Ovunque, in Cina, il regime impone severe misure di controllo sui musulmani provenienti dallo Xinjiang, vietando loro di affittare locali e di gestire attività
di Deng Jie
«Da quando la polizia ha proibito a tutti i proprietari di immobili di affittarli agli uiguri provenienti dallo Xinjiang, questi non riescono a trovare un posto in cui vivere, poiché nessuno è disposto ad avere a che fare con loro», ha raccontato a Bitter Winter un impiegato di un’agenzia immobiliare di Xiamen, una città con status sotto-provinciale della provincia sudorientale del Fujian. «I proprietari non vogliono avere guai».
«La polizia indaga approfonditamente su tutti gli inquilini ed è per questo che nessuno vuole affittare agli uiguri», ha spiegato il proprietario di un immobile in città.

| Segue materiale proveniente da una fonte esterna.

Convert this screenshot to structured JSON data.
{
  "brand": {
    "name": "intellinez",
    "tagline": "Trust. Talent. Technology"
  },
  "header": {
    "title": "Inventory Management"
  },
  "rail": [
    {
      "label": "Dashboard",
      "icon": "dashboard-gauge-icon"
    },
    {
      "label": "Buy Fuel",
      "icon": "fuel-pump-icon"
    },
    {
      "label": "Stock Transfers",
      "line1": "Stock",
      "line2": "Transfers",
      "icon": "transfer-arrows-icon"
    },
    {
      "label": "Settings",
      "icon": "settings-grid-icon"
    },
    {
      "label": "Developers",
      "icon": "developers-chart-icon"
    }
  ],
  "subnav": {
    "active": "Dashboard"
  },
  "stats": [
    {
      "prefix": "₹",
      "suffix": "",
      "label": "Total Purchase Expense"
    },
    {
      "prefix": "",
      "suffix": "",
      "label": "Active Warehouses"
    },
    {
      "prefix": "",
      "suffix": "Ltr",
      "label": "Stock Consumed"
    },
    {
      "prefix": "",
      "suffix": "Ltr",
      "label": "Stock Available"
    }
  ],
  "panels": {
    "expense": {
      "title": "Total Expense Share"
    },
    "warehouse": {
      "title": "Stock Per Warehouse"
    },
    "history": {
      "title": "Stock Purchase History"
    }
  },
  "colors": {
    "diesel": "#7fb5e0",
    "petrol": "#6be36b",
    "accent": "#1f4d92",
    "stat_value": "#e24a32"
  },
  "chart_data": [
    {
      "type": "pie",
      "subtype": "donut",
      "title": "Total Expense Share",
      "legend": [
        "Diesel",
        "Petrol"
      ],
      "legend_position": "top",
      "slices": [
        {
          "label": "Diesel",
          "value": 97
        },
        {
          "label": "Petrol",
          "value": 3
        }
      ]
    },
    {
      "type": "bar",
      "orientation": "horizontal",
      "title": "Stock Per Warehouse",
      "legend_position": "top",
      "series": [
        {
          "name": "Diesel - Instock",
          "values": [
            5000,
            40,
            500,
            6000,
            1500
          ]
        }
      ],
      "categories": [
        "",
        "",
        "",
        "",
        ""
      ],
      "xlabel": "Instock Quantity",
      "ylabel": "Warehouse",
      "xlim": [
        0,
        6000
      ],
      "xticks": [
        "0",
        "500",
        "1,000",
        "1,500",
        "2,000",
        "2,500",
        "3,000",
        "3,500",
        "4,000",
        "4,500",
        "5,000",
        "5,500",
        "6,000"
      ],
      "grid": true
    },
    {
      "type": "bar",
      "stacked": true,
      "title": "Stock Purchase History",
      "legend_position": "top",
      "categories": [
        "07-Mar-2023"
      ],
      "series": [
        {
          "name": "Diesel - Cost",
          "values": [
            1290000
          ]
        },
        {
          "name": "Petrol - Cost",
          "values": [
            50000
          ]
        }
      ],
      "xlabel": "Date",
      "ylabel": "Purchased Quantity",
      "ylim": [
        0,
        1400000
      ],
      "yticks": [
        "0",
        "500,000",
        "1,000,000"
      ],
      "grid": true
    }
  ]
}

La polizia gli ha inflitto una multa di 500 renminbi (circa 70 dollari statunitensi) per aver affittato ad alcuni uiguri e gli ha intimato di inviare i dati personali e le fotografie di tutti gli inquilini uiguri. «La polizia non ha il diritto di farlo», ha aggiunto l’uomo. «Queste persone sono qui per lavorare. Non sono terroristi. Questa è discriminazione razziale».
In marzo numerose agenzie immobiliari di Xiamen hanno ricevuto degli avvisi da parte della polizia, con il divieto di avere a che fare con i musulmani giunti dallo Xinjiang.
Nonostante il controllo stretto e la discriminazione in atto alcuni uiguri riescono comunque a trovare locali in affitto, ma ciò non significa che abbiano vita facile. «Siamo riusciti finalmente ad affittare un appartamento, ma a condizione di fare rapporto alla stazione di polizia locale tre volte alla settimana», ha raccontato uno uiguro che vive a Xiamen. «Tre giorni dopo che abbiamo firmato il contratto, la polizia ha installato una telecamera di sorveglianza all’ingresso dell’edificio».
L’uomo ha aggiunto di dover anche notificare alla polizia se si allontana da casa e gli agenti possono chiamarlo in qualsiasi momento per sapere dove si trovi. Quando gli è stato chiesto il motivo di questo “trattamento speciale”, ha semplicemente scosso la testa, senza voler aggiungere altro.
Anche in banca, gli uiguri subiscono discriminazioni. Un uomo che lavora nella provincia meridionale del Guangdong ha raccontato a Bitter Winter che quando deve trasferire del denaro è costretto a utilizzare la carta di credito di un amico, perché le banche rifiutano di emettergliene una.
La propaganda del PCC ha calunniato gli uiguri dello Xinjiang per anni, descrivendoli come radicali ed estremisti, creando così ostilità nei loro confronti nel resto della popolazione, che in larga parte appoggia le misure di controllo drastiche imposte dal governo.
«Il regime afferma che gli uiguri che provengono dallo Xinjiang sono terroristi e impedisce loro di trasferirsi nelle comunità residenziali», ha spiegato un amministratore di griglia della città di Shenzen, nel Guangdong. L’uomo ha aggiunto che i proprietari preferiscono lasciare vuoti gli immobili piuttosto che affittare agli uiguri.
Non tutti, però, sono d’accordo con il governo. «Sono persone molto brave e oneste, gente di parola», ha affermato un cittadino di Xiamen di etnia han, che una volta ha affittato un immobile a uno uiguro.
A partire da maggio, agenti di polizia e della Brigata antiterrorismo hanno iniziato a ispezionare ristoranti e negozi di alimentari gestiti dagli uiguri in città. Sempre con il pretesto di «mantenere l’ordine sociale».
Queste indagini hanno un forte impatto sugli affari. «Con tutti questi agenti che entrano in negozio, i clienti pensano che abbiamo fatto qualcosa di male e non osano tornare qui a mangiare», ha spiegato un inserviente di una rosticceria. Alcuni fra negozi e ristoranti sono stati costretti a chiudere per via delle molestie della polizia.
«Il regime sfrutta ogni mezzo possibile per privare gli uiguri dei propri diritti, vietando loro di affittare locali, di gestire attività e di fermarsi in albergo», ha raccontato un uomo d’affari di etnia han. «L’obiettivo è quello di spingerli ad andarsene e di tagliare loro ogni fonte di sostentamento, costringendoli a tornare nello Xinjiang per finire nei campi per la trasformazione attraverso l’educazione».